The iterated rock-scissor-paper (iIRPS) game (known as "best of 5!" on school yards) is a strategic game, where players are constantly trying to out-guess each other to gain an advantage, and win. One possible strategy of play is to be completely random - the Nash mixed equilibrium (NME) strategy, but 1) humans are very bad at being random and 2) such a strategy can't exploit opponents - for example, think playing against a 2 year-old who only plays "rock". Very exploitable, but playing randomly will only allow you to win 1/3 of the time. So the random strategy is a strategy that keeps your losses to a minimum, but won't allow you to use what you've learned about your opponent's behavior against them.

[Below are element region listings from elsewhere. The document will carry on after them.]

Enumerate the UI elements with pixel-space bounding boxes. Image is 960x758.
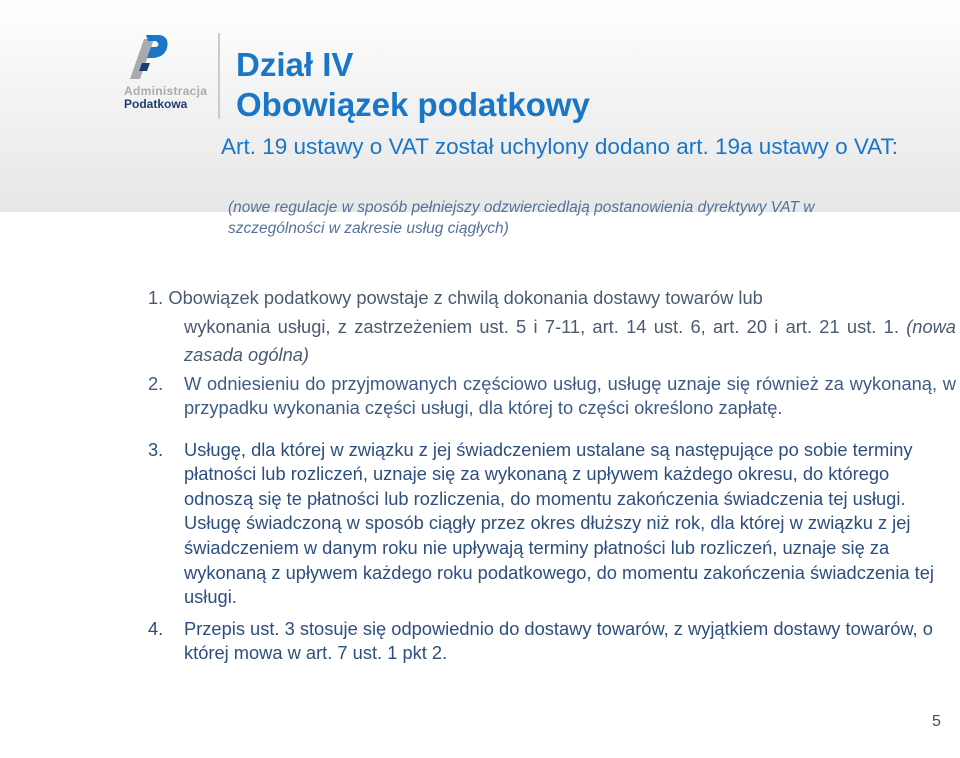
point-2-number: 2. [148, 372, 164, 394]
points-list [148, 284, 956, 683]
intro-note: (nowe regulacje w sposób pełniejszy odzwierciedlają postanowienia dyrektywy VAT w szczególności w zakresie usług ciągłych) [228, 199, 815, 237]
point-1-text-first: Obowiązek podatkowy powstaje z chwilą dokonania dostawy towarów lub [168, 287, 763, 308]
logo-text-line1: Administracja [124, 84, 208, 98]
logo-text-line2: Podatkowa [124, 97, 188, 111]
point-1 [148, 284, 956, 370]
point-4-number: 4. [148, 617, 164, 639]
point-4 [148, 617, 956, 666]
point-1-emphasis: (nowa zasada ogólna) [184, 315, 956, 365]
intro-text [200, 131, 920, 163]
header-divider [218, 33, 220, 119]
slide-title-line1: Dział IV [236, 46, 354, 83]
slide-title-line2: Obowiązek podatkowy [236, 86, 590, 123]
point-1-text-rest: wykonania usługi, z zastrzeżeniem ust. 5 i 7-11, art. 14 ust. 6, art. 20 i art. 21 ust. 1. [184, 315, 899, 337]
point-1-first-line [148, 284, 956, 313]
point-2 [148, 372, 956, 421]
point-4-text: Przepis ust. 3 stosuje się odpowiednio do dostawy towarów, z wyjątkiem dostawy towarów, o której mowa w art. 7 ust. 1 pkt 2. [184, 617, 933, 664]
administracja-podatkowa-logo [124, 33, 216, 113]
point-3-text: Usługę, dla której w związku z jej świadczeniem ustalane są następujące po sobie terminy płatności lub rozliczeń, uznaje się za wykonaną z upływem każdego okresu, do którego odnoszą się te płatności lub rozliczenia, do momentu zakończenia świadczenia tej usługi. Usługę świadczoną w sposób ciągły przez okres dłuższy niż rok, dla której w związku z jej świadczeniem w danym roku nie upływają terminy płatności lub rozliczeń, uznaje się za wykonaną z upływem każdego roku podatkowego, do momentu zakończenia świadczenia tej usługi. [184, 438, 934, 608]
intro-main: Art. 19 ustawy o VAT został uchylony dodano art. 19a ustawy o VAT: [221, 134, 899, 159]
point-2-text: W odniesieniu do przyjmowanych częściowo usług, usługę uznaje się również za wykonaną, w przypadku wykonania części usługi, dla której to części określono zapłatę. [184, 372, 956, 419]
ap-emblem-icon [128, 33, 170, 81]
point-1-number: 1. [148, 287, 164, 308]
page-number: 5 [932, 713, 941, 730]
point-3-number: 3. [148, 438, 164, 460]
point-3 [148, 438, 956, 610]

So in an iterated setting playing against someone not playing the NME, a possible meta-strategy would be to constantly change the instantaneous strategy - we here mean the rule used to decide whether to play rock, paper or scissors next. We call this the Next-hand Generating Strategy, and we hypothesize that it is constantly evolving. One way to study the human social decision-making process would be to have a human player (HP) play against an RPS player that is an artificial intelligence (AI) agent, allowing us to parameterically control how "intelligent" the opponent is, or what general class of algorithm they might use, to learn the HP. You can 👉try the web-based AI iRPS game here👈, and soon we'll allow you to import gamedata to analyze in Colab notebook link below.
We provide some sample datasets from HP playing against an AI, and a Google Colab notebook that 👉that infers the NGS(k) (Run Google Colab notebook) 👈.

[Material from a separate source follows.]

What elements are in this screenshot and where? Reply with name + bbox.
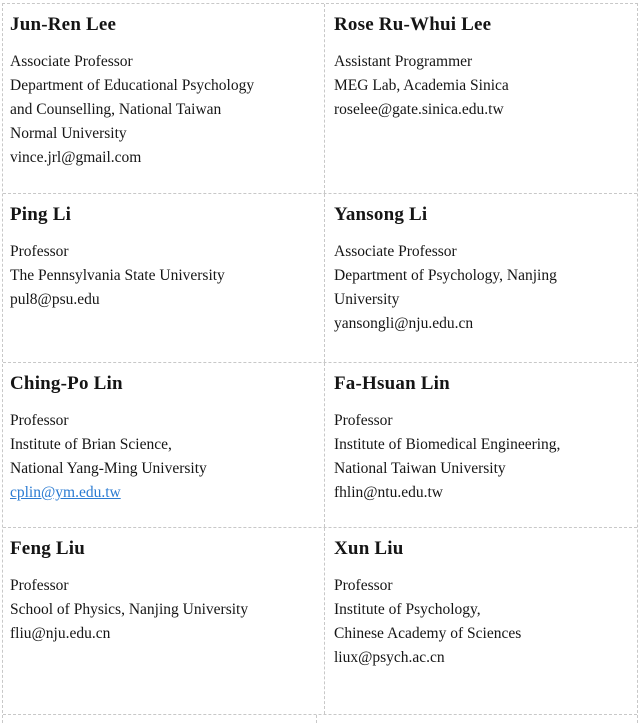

To get an understanding of what this is doing, we can turn to simulating a human playing against an AI, and 👉and generate iRPS rounds (Run Google Colab notebook) 👈. The notebook will let you specify strategies, expressed as conditional probability of staying with current hand, or upgrading or downgrading to a weaker hand, conditioned on whether last game was a win, tie or lose for the HP. The simulated game thus generated, can also be analyzed using the previous notebook, and the NGS(k) inferred. In this case, the inferred NGS(k) can be compared to the ground truth.